To be fair, the movie begins with some promise.  Dr. Howell feels threatened by Professor Tucker and in a move which would make Shakespeare proud, uses Howell’s own son as a tool of murder and revenge.  Thus, Howell gets away scott-free and Michael is now both imprisoned and parentless.  Following this prologue, Death Warmed Up transforms into a different movie, one which goes off the rails.  Michael takes his friends to Dr. Howell’s island, but it’s never clear if they are aware of his mission of justice.  Once they arrive, the film turns into a reel of scenes which don’t feel connected at all.  The character Spider (David Letch), who would go on to be featured prominently in advertisements for the film, is introduced, but we never learn much about him.  In fact, we never learn much about anything.  Dr.

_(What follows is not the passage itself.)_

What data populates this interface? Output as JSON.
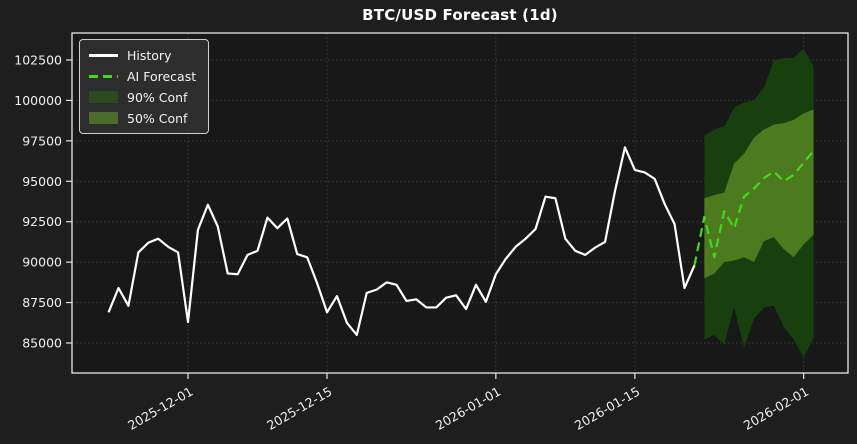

Howell is doing experiments on the brain.  We know this because the same brain surgery sequence is shown twice.  For some reason, this makes the patients homicidal, but no one seems real concerned about that.  The island has a quaint village and a little beach, but it’s unclear if these are connected to Howell’s hospital.  The finale is just a bunch of running and screaming, which leads to a ridiculously down ending.


The one thing, and I mean the only thing, which makes Death Warmed Up stand out is the neon-colored style which Director David Blyth has chosen.  That made the film look somewhat unique at the time (although, we were seeing similar things on MTV.)  When viewed today, the film’s look takes on a nostalgic feel, but still stands out as the one positive here.  Otherwise, we have a movie which attempts to combine a Mad Max-esque punk aesthetic with an old-fashioned mad-scientist film.  The result is a mess which will only appeal to those who, for whatever reason, are determined to see every horror film from New Zealand.


Death Warmed Up also never explains how Michael got such a nifty makeover in the psychiatric hospital courtesy of Severin Films.  The film has been letterboxed at 1.85:1 and the Disc contains an AVC 1080p HD transfer which runs at an average of 35 Mbps.  The image is sharp and clear in some scenes.  However, the picture also has a noticeably soft quality in many shots and there is some overt grain on the image.  The colors look good and the image is never overly dark or bright.  (All of which leads me to wonder if this was shot in 16mm.)  The level of detail suffers from the softness, but the picture never looks flat.  The Disc carries a DTS-HD Master Audio 5.1 track which runs at 48 kHz and an average of 4.0 Mbps.  The track provides clear dialogue and sound effects.  This re-mastered audio presentation delivers a mix in which everything is clear, but there are not an abundance of surround or subwoofer effects.  There are some obvious stereo effects at times.


The Death Warmed Up Blu-ray Disc contains a few extras.  We begin with an AUDIO COMMENTARY from Director David Blyth and Writer Michael Heath.  “Interview with David Letch” (27 minutes) is a modern-day talk with the actor, where he refers to the film as “schlock horror”.  From there, he gives a detailed account of his involvement in the film and its production.  “2009 Interviews with David Blyth & Michael Heath” (40 minutes) offers separate interviews, which are edited together with clips from the movie, in which the filmmakers give an overview of the making of the movie and their reflections on it.  We get a 16-minute reel of MISSING/DELETED SCENES, most of which are simply longer versions of scenes from the finished film.  “Original 4:3 New Zealand VHS Cut” offers an 84-minute cut of the film which is letterboxed at 1.33:1.  This contains scenes which are not in the main version presented on this Blu-ray Disc.  The extras are rounded out by a THEATRICAL TRAILER, two VHS TRAILERS, a TV SPOT, and an IMAGE GALLERY.